BY CASEY ROEPKE ’21
President Donald Trump announced plans for an executive order to end birthright citizenship for Americans on Oct. 30. Political pundits and journalists were quick to announce that birthright citizenship is a constitutional guarantee that would take an act of Congress to amend. According to the Citizenship Clause of the 14th Amendment to the U.S. Constitution, “all persons born or naturalized in the United States, and subject to the jurisdiction thereof, are citizens of the United States and of the State wherein they reside.”
Throughout American history, there have been different processes of gaining citizenship — naturalization, acquisition, derivation and citizenship through birth, according to CitizenPath. Birthright citizenship, or becoming a citizen of the U.S. by being born in its territory, has been a fundamental Constitutional right since it was adopted in 1868 to ensure formerly enslaved peoples had equal constitutional rights after the Civil War. It has remained in place for 150 years.
In an interview with Axios, Trump said America is “the only country in the world where a person comes in and has a baby, and the baby is essentially a citizen of the United States [...] with all of those benefits. It’s ridiculous. It’s ridiculous. And it has to end.” This statement is undeniably false. A study by the Center for Immigration Studies shows that more than 30 countries across the globe employ birthright citizenship, including America’s border countries, Canada and Mexico.

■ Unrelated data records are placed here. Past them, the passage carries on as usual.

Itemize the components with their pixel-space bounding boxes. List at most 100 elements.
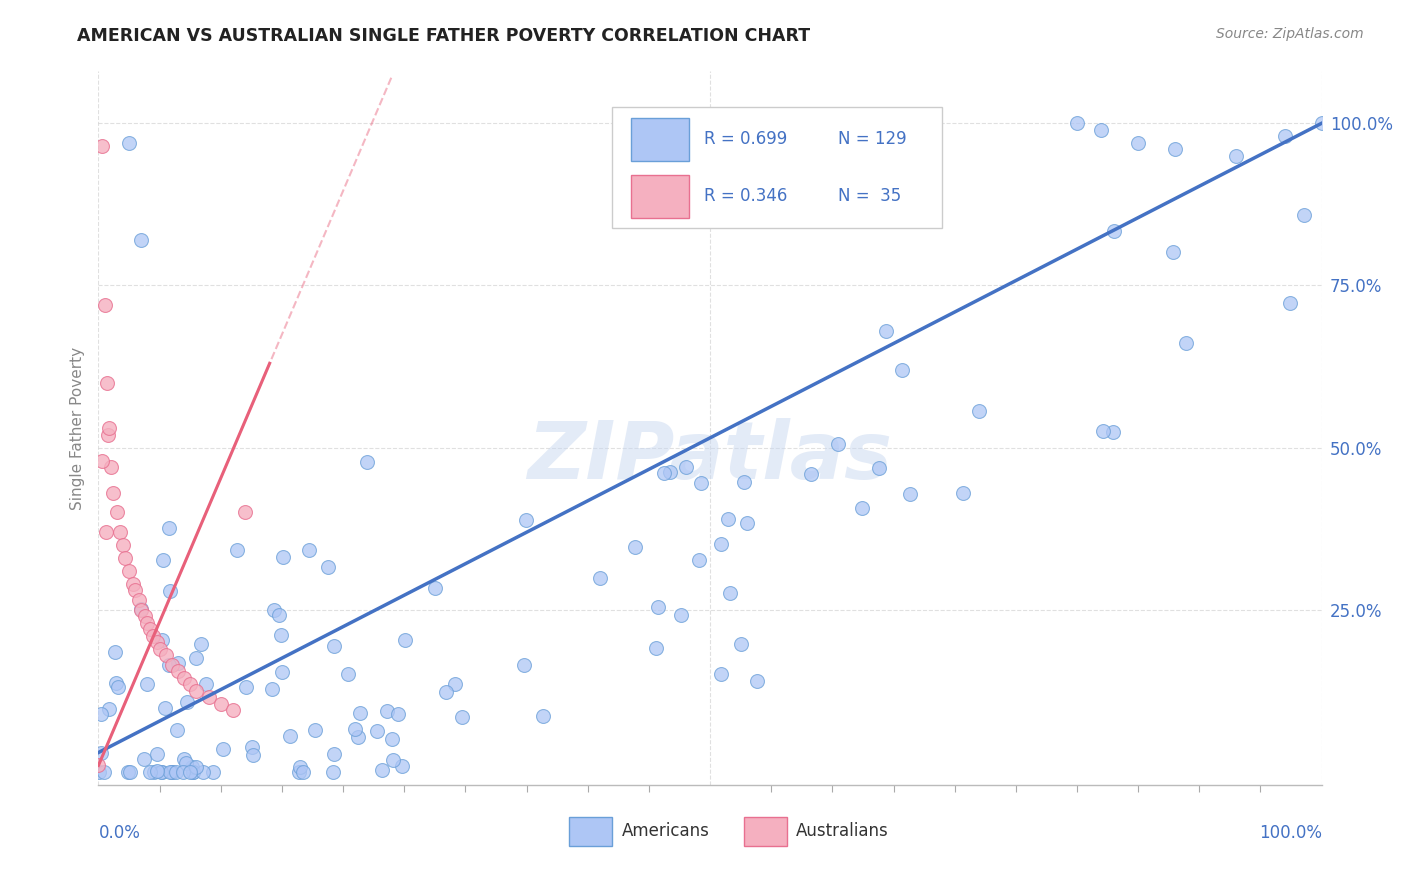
Point	[287, 764, 309, 779]
Point	[375, 704, 398, 718]
Point	[176, 695, 198, 709]
Point	[381, 731, 404, 746]
Point	[1104, 224, 1126, 238]
Point	[194, 677, 217, 691]
Point	[90, 706, 112, 721]
Point	[179, 764, 201, 779]
Point	[716, 512, 738, 526]
Text: AMERICAN VS AUSTRALIAN SINGLE FATHER POVERTY CORRELATION CHART: AMERICAN VS AUSTRALIAN SINGLE FATHER POV…	[77, 27, 810, 45]
Point	[890, 363, 912, 377]
Point	[271, 665, 294, 679]
Point	[97, 702, 120, 716]
Point	[675, 460, 697, 475]
Point	[1161, 244, 1184, 259]
Point	[1310, 116, 1333, 130]
Point	[181, 764, 204, 779]
Point	[263, 603, 285, 617]
FancyBboxPatch shape	[630, 175, 689, 218]
Point	[159, 583, 181, 598]
Point	[96, 376, 118, 390]
Point	[166, 723, 188, 737]
Point	[149, 641, 172, 656]
Point	[366, 724, 388, 739]
Point	[197, 690, 219, 705]
Point	[381, 753, 404, 767]
Point	[124, 583, 146, 598]
Point	[172, 764, 194, 779]
Point	[121, 577, 143, 591]
Point	[1225, 149, 1247, 163]
Point	[288, 760, 311, 774]
Point	[181, 759, 204, 773]
Point	[1092, 424, 1115, 438]
Point	[450, 710, 472, 724]
Text: 0.0%: 0.0%	[98, 824, 141, 842]
Point	[270, 628, 292, 642]
Point	[1090, 122, 1112, 136]
Point	[111, 538, 134, 552]
Point	[291, 764, 314, 779]
Point	[134, 752, 156, 766]
Text: R = 0.699: R = 0.699	[704, 130, 787, 148]
Text: Australians: Australians	[796, 822, 889, 840]
Point	[1128, 136, 1150, 150]
Point	[105, 676, 128, 690]
Point	[710, 537, 733, 551]
Point	[157, 658, 180, 673]
FancyBboxPatch shape	[612, 107, 942, 228]
Point	[179, 677, 201, 691]
Point	[202, 764, 225, 779]
Point	[967, 404, 990, 418]
Point	[150, 764, 173, 779]
Point	[212, 742, 235, 756]
Point	[735, 516, 758, 531]
Point	[222, 703, 245, 717]
Point	[304, 723, 326, 737]
Point	[160, 657, 183, 672]
Point	[91, 139, 114, 153]
Point	[152, 553, 174, 567]
Point	[184, 650, 207, 665]
Point	[1164, 142, 1187, 156]
Point	[242, 747, 264, 762]
Point	[371, 763, 394, 777]
Point	[233, 506, 256, 520]
Point	[225, 542, 247, 557]
Point	[394, 632, 416, 647]
Point	[669, 608, 692, 623]
Point	[589, 570, 612, 584]
Point	[134, 609, 156, 624]
Point	[160, 764, 183, 779]
Point	[173, 752, 195, 766]
Point	[98, 421, 121, 435]
Point	[323, 640, 346, 654]
Point	[356, 455, 378, 469]
Point	[110, 524, 132, 539]
Point	[688, 553, 710, 567]
Point	[174, 756, 197, 770]
Point	[323, 747, 346, 761]
Point	[131, 601, 153, 615]
Point	[97, 427, 120, 442]
Point	[90, 746, 112, 760]
Point	[260, 681, 283, 696]
Text: N =  35: N = 35	[838, 187, 901, 205]
Point	[104, 645, 127, 659]
Point	[129, 603, 152, 617]
Point	[444, 676, 467, 690]
Point	[181, 764, 204, 779]
Point	[623, 540, 645, 554]
Point	[387, 707, 409, 722]
FancyBboxPatch shape	[630, 118, 689, 161]
Point	[658, 466, 681, 480]
Point	[118, 136, 141, 150]
Y-axis label: Single Father Poverty: Single Father Poverty	[69, 347, 84, 509]
Point	[128, 593, 150, 607]
Point	[153, 701, 176, 715]
Point	[344, 722, 367, 736]
Point	[107, 680, 129, 694]
Text: N = 129: N = 129	[838, 130, 907, 148]
Point	[1294, 208, 1316, 222]
Point	[91, 453, 114, 467]
Point	[136, 615, 159, 630]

According to the Migration Policy Institute, more than four million children born in the U.S. are living with at least one undocumented parent, making them citizens through birthright. This provision grants those children the rights of citizenship, including the right to a fair trial, the right to apply for federal employment and the right to vote, as defined by U.S. Citizenship and Immigration Services. Many of those children granted birthright citizenship do not have another country to return to if that citizenship is taken away, which brings up a larger question: what would happen if Trump were able to successfully eliminate the birthright citizenship clause? Would current citizens have their statuses revoked? If so, where would those people go?
Trump has claimed he could take away birthright citizenship through executive order. Constitutional amendments can only be repealed through another amendment, proposed by Congress with a two-thirds majority or by a constitutional convention, both of which depend on state and federal legislature. In fact, the only amendment that has been repealed is the 21st Amendment, better known as the “Prohibition amendment,” which disallowed the consumption and sales of alcohol.
An article in The New Yorker reflected on the fact that “when the amendment was ratified, in 1868, the clause ‘subject to the jurisdiction thereof’ was intended to exclude only the children of diplomats and members of certain Native American tribal nations, and, theoretically, a foreign army that had occupied some part of the United States.” However, opponents of birthright citizenship have used the vague language in the Constitution to argue that the amendment was actually meant to “exclude the children of all foreigners.”
Trump’s promise to dissolve birthright citizenship was met with support and excitement from his base, but Democrats and Republicans alike are speaking out — albeit for different reasons. While many Democrats are pointing out the racist and xenophobic implications and subtext of Trump’s words, some Republicans disapprove because of their strict interpretations of the Constitution.
Republican Speaker of the House Paul Ryan said, “I’m a believer in following the plain text of the Constitution, and I think in this case, the 14th Amendment is pretty clear, and [removing it] would involve a very, very lengthy constitutional process.”
Students say repealing birthright citizenship does more than just strip citizens of their legal rights. It also intensely otherizes children of undocumented immigrants and creates inherent inequality between children born in the U.S. based solely on the citizenship of their parents. Nohelya Zambrano ’21, who is currently enrolled in a Latinx immigration class, reflected on the otherization of immigrants. “This rhetoric continues forcing people to keep existing in marginalized communities and in more fear,” Zambrano said. Even though Trump may not be legally able to repeal birthright citizenship by executive order, his desire to do so emphasizes the current political climate of the U.S. under his administration: intolerant of and unsympathetic towards immigrants and their families.
“Birthright citizenship sets a precedent about how we [immigrants] are allowed to exist in this country, and it is violent to take that away,” said Zambrano.